澪さんと話していると心が温かくなるそして、時間が直ぐに経ってしまう。

 その時僕は気が付いた。彼女のことが好きなのだと。

 ――放課後僕は澪さんが働いている時間に合わせてカフェへと向かった。

今日から彼女に会う為に、彼女が働く時間に出来るだけ通おうと思ったからだ。

  カフェに着くと澪さんが迎えてくれた。

「副社長! お疲れ様です! 今日はどういったご用件ですか?」

君に会いに来た、なんて言えないしな。

「普通にここでゆっくりしようと思って」

「そうなんですね! お一人様でよろしいですか?」

「はい」

「お席の希望は御座いますか?」

「じゃあカウンターでお願いできますか?」

「かしこまりました。

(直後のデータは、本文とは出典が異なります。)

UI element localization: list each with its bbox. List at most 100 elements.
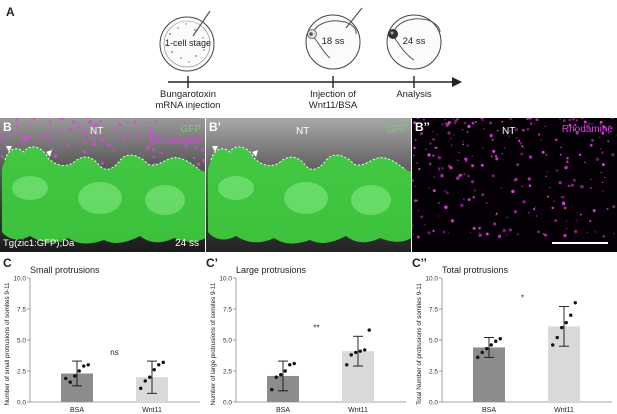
data-point bbox=[498, 337, 502, 341]
y-tick-label: 10.0 bbox=[13, 276, 26, 283]
stage-label-24ss: 24 ss bbox=[402, 36, 426, 47]
panel-letter-b: B bbox=[3, 120, 12, 134]
y-tick-label: 0.0 bbox=[429, 400, 438, 407]
data-point bbox=[367, 328, 371, 332]
data-point bbox=[143, 379, 147, 383]
y-tick-label: 5.0 bbox=[429, 338, 438, 345]
label-nt-b-prime: NT bbox=[296, 126, 310, 137]
data-point bbox=[139, 386, 143, 391]
panel-letter-c-double-prime: C’’ bbox=[412, 256, 427, 270]
micrograph-b-merge: B NT GFP Rhodamine Tg(zic1:GFP);Da 24 ss bbox=[0, 118, 205, 252]
data-point bbox=[157, 363, 161, 367]
label-nt-b-double-prime: NT bbox=[502, 126, 516, 137]
micrograph-b-double-prime-rhodamine: B’’ NT Rhodamine bbox=[412, 118, 617, 252]
data-point bbox=[476, 355, 480, 360]
x-tick-label: BSA bbox=[482, 407, 496, 414]
step-label-bungarotoxin: Bungarotoxin bbox=[160, 89, 216, 100]
embryo-18ss-icon bbox=[305, 7, 363, 70]
data-point bbox=[551, 343, 555, 347]
data-point bbox=[489, 343, 493, 347]
x-tick-label: BSA bbox=[276, 407, 290, 414]
data-point bbox=[73, 374, 77, 378]
data-point bbox=[64, 376, 68, 381]
panel-letter-a: A bbox=[6, 5, 15, 19]
data-point bbox=[555, 335, 559, 340]
y-tick-label: 5.0 bbox=[223, 338, 232, 345]
embryo-24ss-icon bbox=[386, 14, 442, 70]
data-point bbox=[283, 369, 287, 373]
data-point bbox=[358, 349, 362, 353]
data-point bbox=[68, 380, 72, 384]
chart-c-title: Small protrusions bbox=[30, 265, 100, 275]
step-label-wnt11-bsa: Wnt11/BSA bbox=[308, 100, 358, 111]
data-point bbox=[564, 320, 568, 325]
data-point bbox=[86, 363, 90, 367]
data-point bbox=[292, 361, 296, 366]
chart-c-prime: C’ Large protrusions 0.0 2.5 5.0 7.5 10.0 Num… bbox=[206, 256, 411, 414]
y-tick-label: 2.5 bbox=[429, 369, 438, 376]
significance-label: ** bbox=[313, 323, 319, 332]
micrograph-b-double-prime-image bbox=[412, 118, 617, 252]
panel-letter-c-prime: C’ bbox=[206, 256, 218, 270]
chart-c-double-prime: C’’ Total protrusions 0.0 2.5 5.0 7.5 10.0 To… bbox=[412, 256, 617, 414]
panel-letter-c: C bbox=[3, 256, 12, 270]
y-tick-label: 7.5 bbox=[429, 307, 438, 314]
chart-c-prime-title: Large protrusions bbox=[236, 265, 307, 275]
data-point bbox=[152, 368, 156, 372]
data-point bbox=[349, 353, 353, 357]
y-tick-label: 2.5 bbox=[223, 369, 232, 376]
y-tick-label: 2.5 bbox=[17, 369, 26, 376]
step-label-analysis: Analysis bbox=[396, 89, 432, 100]
x-tick-label: Wnt11 bbox=[554, 407, 574, 414]
data-point bbox=[560, 325, 564, 330]
data-point bbox=[363, 348, 367, 352]
label-nt-b: NT bbox=[90, 126, 104, 137]
x-tick-label: BSA bbox=[70, 407, 84, 414]
timeline-arrow-head bbox=[452, 77, 462, 87]
y-tick-label: 7.5 bbox=[223, 307, 232, 314]
label-genotype: Tg(zic1:GFP);Da bbox=[3, 238, 75, 249]
y-tick-label: 0.0 bbox=[223, 400, 232, 407]
significance-label: * bbox=[521, 294, 524, 303]
panel-letter-b-prime: B’ bbox=[209, 120, 221, 134]
stage-label-18ss: 18 ss bbox=[321, 36, 345, 47]
data-point bbox=[485, 346, 489, 351]
label-gfp-b-prime: GFP bbox=[386, 124, 407, 135]
data-point bbox=[288, 363, 292, 367]
timeline-graphic bbox=[159, 7, 462, 88]
step-label-injection-of: Injection of bbox=[310, 89, 356, 100]
y-tick-label: 5.0 bbox=[17, 338, 26, 345]
data-point bbox=[82, 364, 86, 368]
data-point bbox=[354, 350, 358, 355]
y-axis-label: Number of small protrusions of somites 9… bbox=[4, 282, 11, 406]
micrograph-b-image bbox=[0, 118, 205, 252]
y-axis-label: Number of large protrusions of somites 9… bbox=[210, 282, 217, 405]
y-tick-label: 10.0 bbox=[425, 276, 438, 283]
data-point bbox=[270, 387, 274, 392]
label-rhodamine-b: Rhodamine bbox=[149, 136, 201, 147]
label-stage-b: 24 ss bbox=[175, 238, 199, 249]
x-tick-label: Wnt11 bbox=[348, 407, 368, 414]
data-point bbox=[494, 339, 498, 343]
micrograph-b-prime-gfp: B’ NT GFP bbox=[206, 118, 411, 252]
rhodamine-signal bbox=[412, 118, 617, 239]
data-point bbox=[480, 350, 484, 355]
data-point bbox=[77, 369, 81, 373]
significance-label: ns bbox=[110, 348, 118, 357]
y-axis-label: Total Number of protrusions of somites 9… bbox=[416, 283, 423, 405]
label-rhodamine-b-double-prime: Rhodamine bbox=[561, 124, 613, 135]
panel-letter-b-double-prime: B’’ bbox=[415, 120, 430, 134]
data-point bbox=[279, 373, 283, 377]
y-tick-label: 10.0 bbox=[219, 276, 232, 283]
data-point bbox=[274, 375, 278, 379]
chart-c-double-prime-title: Total protrusions bbox=[442, 265, 509, 275]
micrograph-b-prime-image bbox=[206, 118, 411, 252]
y-tick-label: 0.0 bbox=[17, 400, 26, 407]
data-point bbox=[573, 301, 577, 305]
stage-label-1cell: 1-cell stage bbox=[164, 38, 212, 48]
data-point bbox=[569, 313, 573, 317]
y-tick-label: 7.5 bbox=[17, 307, 26, 314]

それではご案内致します」

 席について早速注文する。

僕は好きな紅茶であるダージリンを頼んだ。

ここのマスターは何を淹れても美味しい。

 少し待っていると澪さんが運んできてくれた。

「お待たせ致しました。ダージリンです」

「有難う御座います」

「ごゆっくりお過ごし下さい。失礼します」

 そう言って彼女は去っていった。

彼女は非常に気遣いが上手く、働き者だ。本当に雇って良かったなと思う。

 ――あまり長居しても迷惑なので一時間ほどで帰った。

 翌日からも同じように通った。その度に彼女に惹かれていく。

しかし、この思いはまだ伝えるべきではない。きっと困惑してしまうだろう。

彼女は今、僕に理解できないほどのショックを感じているはずだ。

しかし、そんな雰囲気を感じ取らせないように振る舞っている。

本当は泣き叫びたいだろう。自殺まで考えていたくらいなのだから。

 この思いはいつ伝えられるのだろうか……その時まで待つとしよう。